Congratulations to Brandon Brown, Michaela Jurewicz, Jenna King, Philip LaPorte, Chris Manquen, Jacquelyn Schwark, Daria Solomon, Ashley Trojniak, Alli VanderStoep, and Brittney Weickel -- all of whom came to Math Man's assistance by correctly solving the Problem of the Fortnight in the last issue of America's premiere fortnightly electronic mathematics department newsletter.
of the Fortnight
Hi, Professor Vance!
Oh, hi, Math Man. How are you?
Just fine, thanks. But I'm a little puzzled at the moment. I found this diagram on a piece of paper outside your office door. I think one of your students must have dropped it.

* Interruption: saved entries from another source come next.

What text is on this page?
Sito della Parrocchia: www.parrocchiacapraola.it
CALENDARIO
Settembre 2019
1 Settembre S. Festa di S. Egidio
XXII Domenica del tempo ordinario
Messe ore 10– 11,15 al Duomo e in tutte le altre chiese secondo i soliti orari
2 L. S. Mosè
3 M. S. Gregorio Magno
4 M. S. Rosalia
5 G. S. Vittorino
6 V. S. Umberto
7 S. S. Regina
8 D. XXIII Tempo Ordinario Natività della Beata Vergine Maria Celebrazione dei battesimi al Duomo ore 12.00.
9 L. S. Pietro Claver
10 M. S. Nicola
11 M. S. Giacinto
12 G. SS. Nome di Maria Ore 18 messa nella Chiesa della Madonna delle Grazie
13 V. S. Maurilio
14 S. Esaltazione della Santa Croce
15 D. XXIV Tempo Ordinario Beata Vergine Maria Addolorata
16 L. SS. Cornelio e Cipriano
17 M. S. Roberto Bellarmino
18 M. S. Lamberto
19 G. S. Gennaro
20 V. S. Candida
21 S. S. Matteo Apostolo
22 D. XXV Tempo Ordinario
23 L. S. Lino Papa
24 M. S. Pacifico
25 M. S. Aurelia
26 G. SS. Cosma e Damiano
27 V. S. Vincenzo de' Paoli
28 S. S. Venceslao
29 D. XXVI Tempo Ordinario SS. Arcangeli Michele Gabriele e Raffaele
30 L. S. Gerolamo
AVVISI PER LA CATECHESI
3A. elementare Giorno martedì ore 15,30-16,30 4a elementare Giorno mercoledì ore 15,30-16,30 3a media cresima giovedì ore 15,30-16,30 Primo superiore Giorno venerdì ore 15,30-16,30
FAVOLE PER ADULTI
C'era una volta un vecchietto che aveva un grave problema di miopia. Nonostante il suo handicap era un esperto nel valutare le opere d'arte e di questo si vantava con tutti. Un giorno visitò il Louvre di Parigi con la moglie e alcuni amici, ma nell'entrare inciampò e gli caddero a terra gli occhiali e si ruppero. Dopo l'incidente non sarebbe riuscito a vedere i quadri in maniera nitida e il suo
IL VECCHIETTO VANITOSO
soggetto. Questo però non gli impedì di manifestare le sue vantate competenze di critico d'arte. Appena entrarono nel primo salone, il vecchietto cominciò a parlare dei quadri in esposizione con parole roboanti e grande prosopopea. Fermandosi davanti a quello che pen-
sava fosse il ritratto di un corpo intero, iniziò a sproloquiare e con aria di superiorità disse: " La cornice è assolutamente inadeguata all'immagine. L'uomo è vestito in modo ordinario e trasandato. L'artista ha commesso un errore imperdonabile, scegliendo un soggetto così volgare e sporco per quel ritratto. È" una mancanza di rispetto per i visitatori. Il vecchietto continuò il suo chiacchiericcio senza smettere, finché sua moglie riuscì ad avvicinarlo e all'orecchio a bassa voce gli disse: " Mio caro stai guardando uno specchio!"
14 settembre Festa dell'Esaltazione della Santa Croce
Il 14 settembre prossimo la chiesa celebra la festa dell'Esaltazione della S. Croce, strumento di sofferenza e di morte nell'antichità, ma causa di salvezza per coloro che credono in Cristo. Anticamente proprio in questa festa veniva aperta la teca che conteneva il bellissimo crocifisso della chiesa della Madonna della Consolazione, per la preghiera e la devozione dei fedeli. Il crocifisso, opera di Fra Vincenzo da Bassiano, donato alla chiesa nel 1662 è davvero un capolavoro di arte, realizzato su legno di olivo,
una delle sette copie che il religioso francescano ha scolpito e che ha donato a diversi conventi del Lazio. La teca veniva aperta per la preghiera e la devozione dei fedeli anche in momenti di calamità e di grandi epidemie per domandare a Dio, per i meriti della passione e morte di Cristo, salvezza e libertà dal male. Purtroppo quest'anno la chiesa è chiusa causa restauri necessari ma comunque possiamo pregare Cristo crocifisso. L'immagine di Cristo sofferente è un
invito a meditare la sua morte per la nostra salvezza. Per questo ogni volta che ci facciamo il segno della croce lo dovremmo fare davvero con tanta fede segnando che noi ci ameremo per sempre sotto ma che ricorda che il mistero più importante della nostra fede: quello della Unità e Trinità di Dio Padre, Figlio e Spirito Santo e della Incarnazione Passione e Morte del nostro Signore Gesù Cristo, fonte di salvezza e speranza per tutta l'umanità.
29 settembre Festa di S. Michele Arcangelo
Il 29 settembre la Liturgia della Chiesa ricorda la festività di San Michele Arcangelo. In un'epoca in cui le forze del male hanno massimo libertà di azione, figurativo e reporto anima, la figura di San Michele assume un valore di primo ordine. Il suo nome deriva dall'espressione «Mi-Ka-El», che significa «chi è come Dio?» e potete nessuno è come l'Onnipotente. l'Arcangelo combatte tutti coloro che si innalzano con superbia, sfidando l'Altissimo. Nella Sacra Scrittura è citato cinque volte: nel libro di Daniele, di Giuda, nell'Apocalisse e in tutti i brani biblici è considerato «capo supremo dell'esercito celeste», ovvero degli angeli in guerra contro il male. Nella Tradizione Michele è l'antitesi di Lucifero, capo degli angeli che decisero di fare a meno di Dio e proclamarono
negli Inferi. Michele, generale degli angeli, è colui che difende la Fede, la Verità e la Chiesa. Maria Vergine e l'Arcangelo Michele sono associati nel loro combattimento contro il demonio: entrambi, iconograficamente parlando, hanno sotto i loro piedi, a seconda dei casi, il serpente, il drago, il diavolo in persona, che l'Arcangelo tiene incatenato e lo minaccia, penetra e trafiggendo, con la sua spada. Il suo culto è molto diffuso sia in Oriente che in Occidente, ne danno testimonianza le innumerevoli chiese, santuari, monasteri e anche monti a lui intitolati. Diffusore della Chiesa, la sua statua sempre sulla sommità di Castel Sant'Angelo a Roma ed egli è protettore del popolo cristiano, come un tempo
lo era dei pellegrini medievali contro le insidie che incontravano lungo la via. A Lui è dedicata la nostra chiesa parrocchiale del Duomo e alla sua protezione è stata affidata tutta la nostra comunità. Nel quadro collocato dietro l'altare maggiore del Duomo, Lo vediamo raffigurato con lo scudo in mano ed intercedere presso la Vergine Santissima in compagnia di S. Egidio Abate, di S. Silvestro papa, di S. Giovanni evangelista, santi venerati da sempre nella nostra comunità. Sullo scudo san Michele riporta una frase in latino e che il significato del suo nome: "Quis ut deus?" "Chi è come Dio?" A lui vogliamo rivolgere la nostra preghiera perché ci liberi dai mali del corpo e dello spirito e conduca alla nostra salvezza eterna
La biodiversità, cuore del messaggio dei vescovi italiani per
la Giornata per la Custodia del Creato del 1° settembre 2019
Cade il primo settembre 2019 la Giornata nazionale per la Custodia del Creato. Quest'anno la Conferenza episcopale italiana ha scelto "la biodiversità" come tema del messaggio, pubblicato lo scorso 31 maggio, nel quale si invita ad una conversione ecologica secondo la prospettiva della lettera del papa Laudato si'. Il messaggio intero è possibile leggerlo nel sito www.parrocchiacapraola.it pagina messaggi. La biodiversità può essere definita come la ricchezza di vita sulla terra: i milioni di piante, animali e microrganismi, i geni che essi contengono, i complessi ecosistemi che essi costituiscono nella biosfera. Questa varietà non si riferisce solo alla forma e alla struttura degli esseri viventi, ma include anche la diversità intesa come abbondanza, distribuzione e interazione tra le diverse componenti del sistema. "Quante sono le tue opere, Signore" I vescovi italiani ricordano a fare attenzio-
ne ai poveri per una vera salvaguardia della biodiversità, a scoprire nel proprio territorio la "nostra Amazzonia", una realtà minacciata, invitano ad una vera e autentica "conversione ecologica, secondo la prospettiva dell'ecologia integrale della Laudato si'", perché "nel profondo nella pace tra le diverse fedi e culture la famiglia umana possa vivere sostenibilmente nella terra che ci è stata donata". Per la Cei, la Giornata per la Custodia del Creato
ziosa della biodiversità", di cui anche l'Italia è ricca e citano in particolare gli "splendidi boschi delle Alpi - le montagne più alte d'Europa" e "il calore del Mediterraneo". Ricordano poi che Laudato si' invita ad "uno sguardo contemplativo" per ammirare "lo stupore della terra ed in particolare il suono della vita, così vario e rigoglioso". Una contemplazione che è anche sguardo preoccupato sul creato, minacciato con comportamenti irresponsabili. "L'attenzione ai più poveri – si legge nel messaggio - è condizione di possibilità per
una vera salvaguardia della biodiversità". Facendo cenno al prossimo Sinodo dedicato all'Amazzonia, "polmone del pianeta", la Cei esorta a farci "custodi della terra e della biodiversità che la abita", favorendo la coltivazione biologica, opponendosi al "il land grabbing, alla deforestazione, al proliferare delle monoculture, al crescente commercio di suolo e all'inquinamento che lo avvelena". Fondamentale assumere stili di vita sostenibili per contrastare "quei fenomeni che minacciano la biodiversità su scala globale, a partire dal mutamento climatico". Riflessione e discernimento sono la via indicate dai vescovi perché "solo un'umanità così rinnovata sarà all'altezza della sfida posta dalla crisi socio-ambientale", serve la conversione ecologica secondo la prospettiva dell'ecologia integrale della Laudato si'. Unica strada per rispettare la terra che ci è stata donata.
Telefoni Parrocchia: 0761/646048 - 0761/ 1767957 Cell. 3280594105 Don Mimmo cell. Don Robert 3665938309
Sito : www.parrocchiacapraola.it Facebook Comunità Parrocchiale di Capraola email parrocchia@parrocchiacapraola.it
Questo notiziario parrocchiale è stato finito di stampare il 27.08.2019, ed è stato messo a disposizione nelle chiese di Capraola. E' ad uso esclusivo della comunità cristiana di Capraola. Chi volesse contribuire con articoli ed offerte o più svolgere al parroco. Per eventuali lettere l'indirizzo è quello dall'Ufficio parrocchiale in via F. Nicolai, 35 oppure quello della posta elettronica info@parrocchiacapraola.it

Well, puzzle no longer, Math Man. I can tell you whose that is! It's actually mine -- and I need it for my class today. So, I'm really glad you found it. Thanks, Math Man!
Well, sure. Happy to help. But I wasn't really puzzled about whose paper it was. I was puzzled about what the diagram is supposed to be showing.
I can help you there, too! It's a proof of the law of cosines.
Really?!? That's neat! . . . . Just one question: what's the law of cosines, and how does this picture prove it?"
I think that was two questions.
Well, I wasn't sure how to count that compound sentence. I mean, there are two questions, but they're joined by a conjunction to make a single sentence. . . . Well, whatever. Can you help me understand this?
Sorry, Math Man, I can't right now. I have to run to class. Thanks for finding this diagram, though!
But wait! Could you just tell me what the law of cosines is?
On her way out the door, Professor Vance says, "Not right now, Math Man. Sorry. I'm running late as it is. You can Google it, though."
"Yeah, I suppose. That will tell me what the law of cosines is, but how in the world is this diagram supposed to prove anything?"
Walking down the hall, Professor Vance turns and, walking backwards, says, "That's a good puzzle for you. You figure it out!"
Help Math Man with his latest mathematical conundrum by explaining how this diagram proves the law of cosines. Write your solution on a triangular piece of paper, and drop it in the Problem of the Fortnight slot outside Professor Mark Pearson's office (VWF 212) by 3:00 p.m. on Friday, September 30. As always, be sure to include your name and the name(s) of your math professor(s) -- e.g. Noah Dia, Professors I.M. Lost and Bea Wildered -- on your solution. Good luck and have fun!